Kenyans are said to be a social people. It is something that Africans share in general, a love for stories and talking. Our secondary school curriculum includes lessons on oral literature as part of English course work. In those lessons, high school students learn the importance of the spoken word. They are taught to tell stories and poems and the importance of passing information through verbal means rather than using written symbols. Unfortunately as soon as high school ends, so does the value of oral literature. Cell phones are thrust into their hands and they are sucked into the world of social media.

Media is supposed to be a channel of communication, a trigger of a healthy debate on various pertinent issues. Social media should refer to the increased possibilities of interaction with many more people from diverse backgrounds and cultures. However, the question is, of what use is it if one is able to interact with, or talk to people half way around the world if you can’t talk to the one sitting next to you?

Don’t get me wrong, I understand the value of social media as a means of disseminating information to all with limited barriers. Kenyans would have, for example, been lost without Robert Alai and his ilk informing Kenyans about the goings-on including the Garissa University and Westgate attacks by suspected alShabaab terrorists. Today, news breaks so fast that traditional media can barely keep up with the events. And that is all thanks to social media. Twitter and Facebook have proved themselves to be very effective in expanding democratic space, advertising and marketing. They have flexed their muscles in the realm of giving organisations the space to spread their messages far, wide and fast, but at what cost?

These days, walk into a university lecture hall and instead of seeing students with their noses buried in books they are pressed up against screens checking Whatsapp and Instagram just in case that message or that picture comes online. How many times this year have you been rudely interrupted by a chirping smart phone while trying to make a point to your friends, your spouse and more often your children?


To make matters better or worse, we use these phones for everything. They have become cameras. They have become our calculators, our address books, our calendars. We are so dependent on our phones that if by any chance they stop working, we probably stop functioning as well. We forget what appointments we had made, we forget the people we know.

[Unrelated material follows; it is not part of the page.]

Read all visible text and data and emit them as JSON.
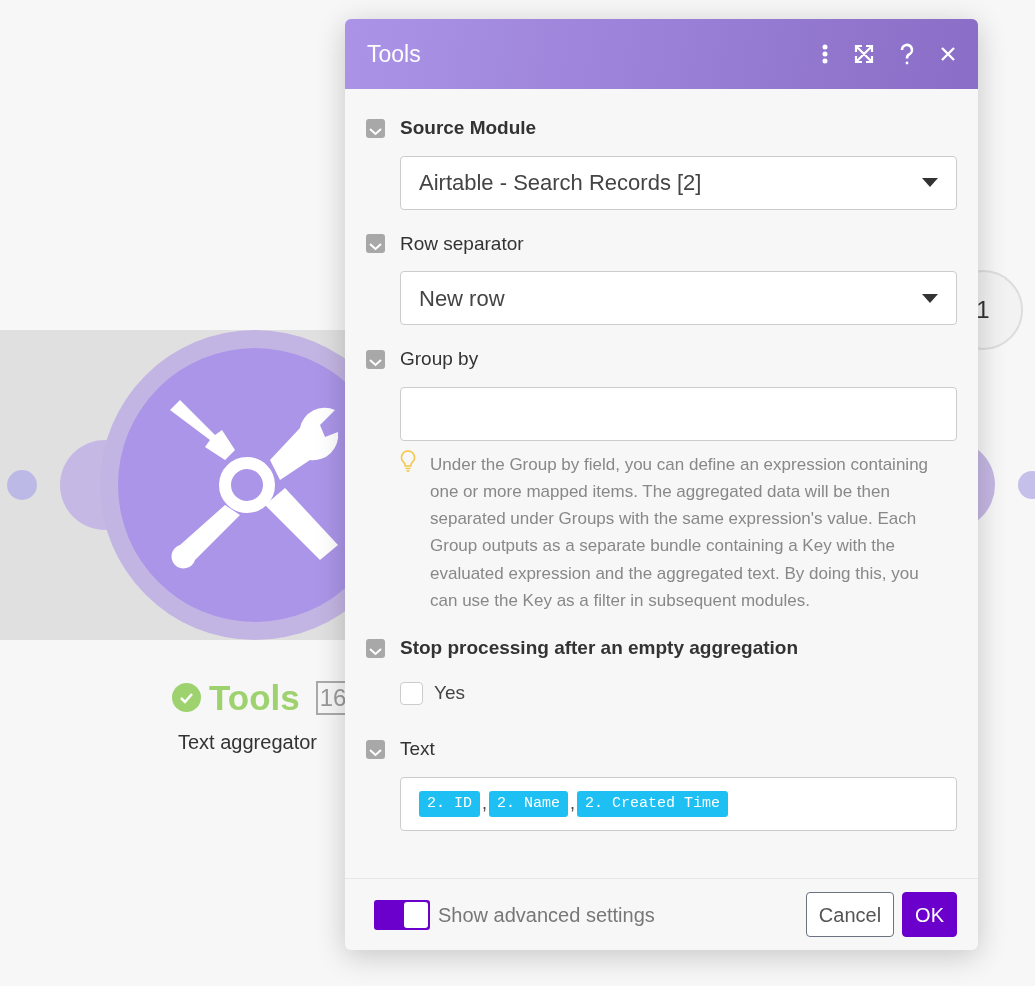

But we forget something very important when our phones are working. We have forgotten common courtesy. Hellos have been replaced with cursory glances and if you are lucky, a nod or a tiny forced wave. Goodbyes are these days signalled by pulling out our phones.

I, too, am a victim and perpetrator of this phone addiction; because, glancing around at these anti-social individuals at the party, I took out my phone and looked at it going through social media posts while walking away.